Leer en la cama es un acto egocéntrico, inmóvil, libre de las ordinarias
convenciones sociales, invisible para el mundo y que, por producirse entre las
sábanas, en el reino de la lascivia y de la pereza pecaminosa, participa de la
emoción de las cosas prohibidas.
La asociación de los libros con los lectores es distinta de cualquier otra entre
objetos y usuarios. La posesión o lectura de un libro impone en nosotros, lectores,
una clasificación, una curiosa metonimia en la que la identidad del lector queda
coloreada por el libro y el escenario en el que está leyendo.
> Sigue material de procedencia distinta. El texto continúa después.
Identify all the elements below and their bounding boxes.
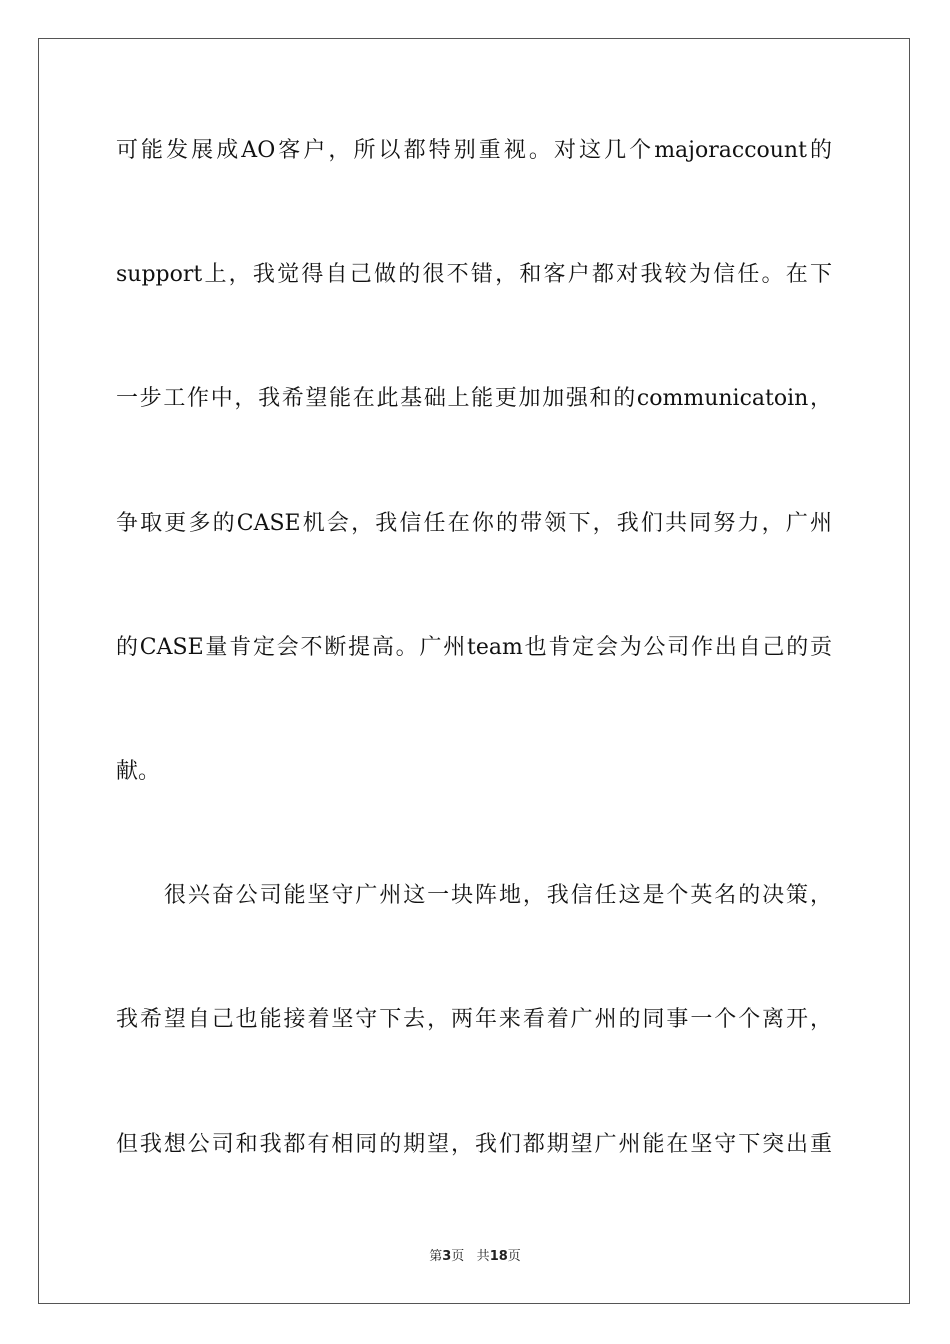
page-border xyxy=(38,38,910,1304)
text-line: 的CASE量肯定会不断提高。广州team也肯定会为公司作出自己的贡 xyxy=(116,635,832,660)
total-pages: 18 xyxy=(489,1249,508,1264)
text-line: 一步工作中，我希望能在此基础上能更加加强和的communicatoin， xyxy=(116,386,832,411)
total-prefix: 共 xyxy=(476,1249,490,1264)
page-number: 3 xyxy=(442,1249,452,1264)
total-suffix: 页 xyxy=(507,1249,521,1264)
text-line: support上，我觉得自己做的很不错，和客户都对我较为信任。在下 xyxy=(116,262,832,287)
text-line: 很兴奋公司能坚守广州这一块阵地，我信任这是个英名的决策， xyxy=(164,883,832,908)
page-suffix: 页 xyxy=(451,1249,465,1264)
text-line: 争取更多的CASE机会，我信任在你的带领下，我们共同努力，广州 xyxy=(116,511,832,536)
text-line: 可能发展成AO客户，所以都特别重视。对这几个majoraccount的 xyxy=(116,138,832,163)
page-footer xyxy=(0,1248,950,1266)
text-line: 我希望自己也能接着坚守下去，两年来看着广州的同事一个个离开， xyxy=(116,1007,832,1032)
page-prefix: 第 xyxy=(429,1249,443,1264)
text-line: 献。 xyxy=(116,759,161,784)
text-line: 但我想公司和我都有相同的期望，我们都期望广州能在坚守下突出重 xyxy=(116,1132,832,1157)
A veces ocurre que se
invierte el proceso y conocer al lector influye en nuestro juicio sobre un libro.
No hay que olvidar la segregación de le lectura en la que los lectores se
identifican entre sí: la literatura que necesitan es confesional, autobiográfica,
incluso didáctica, porque a los lectores a quienes se deniega su identidad literaria
solo encuentran sus historias en la literatura que ellos mismos producen. La
prohibición de que las mujeres leyeran literatura “seria” (tanto en la Grecia
antigua, como el medioevo o el Islam e India posvédica, así como el Japón de la
época Heian) dio lugar la nacimiento de una literatura de entretenimiento banal y
frívolo, estableciéndose una diferencia entre el lenguaje “masculino” (temas
heroicos y filosóficos) y los “femeninos” (triviales, domésticos e íntimos).
George Eliot, al opinar sobre la literatura de su época, describía lo que llamaba
“novelas tontas de señoras novelistas...género con muchas especies, determinadas
por la particular clase de tontería que predomine en ellas: la vaporosa, la prosaica,
la piadosa o la pedante”.

Desde finales del siglo XII, los libros pasaron a ser objetos comerciales y su
posesión era una garantía subsidiaria y constituían bienes de valor. Surgió por ello
un nuevo delito, el robo de libros, del que el conde Libri-Carucci della Sommaia,
nacido en Florencia en 1803, fue uno de los más consumados ladrones de libros de
todos los tiempos.
No voy a acabar sin mencionar la importancia del traductor como lector.
Capítulo en el que Alberto Manguel se centra en el traductor y poeta Rainer Maria
Rilke. Rilke leía en busca de significado. La traducción es el acto supremo de la
comprensión. En la alquimia particular de este tipo de lectura el significado se
transforma de inmediato en otro texto equivalente.
Y por supuesto las lecturas prohibidas y los censores, entre ellos la Iglesia y su
Índice de libros prohibidos que ha permanecido activo hasta 1966. Alberto
Manguel recuerda que en 1981, por ejemplo, la junta militar presidida por Pinochet
prohibió en Chile Don Quijote, porque el general creía (con toda razón) que
contenía un alegato en defensa de la libertad personal y un ataque contra la
autoridad convencional.
En fin entre anécdotas curiosas y el viaje en las profundidades de los libros, sus
aposentos las bibliotecas, sus autores, sus lectores ilustres, sus instrumentos (entre
los que alude a las gafas como objeto que da prestigio a los intelectuales), etc. Todo
un mundo el de los libros sin el que algunos verían empobrecida su vida.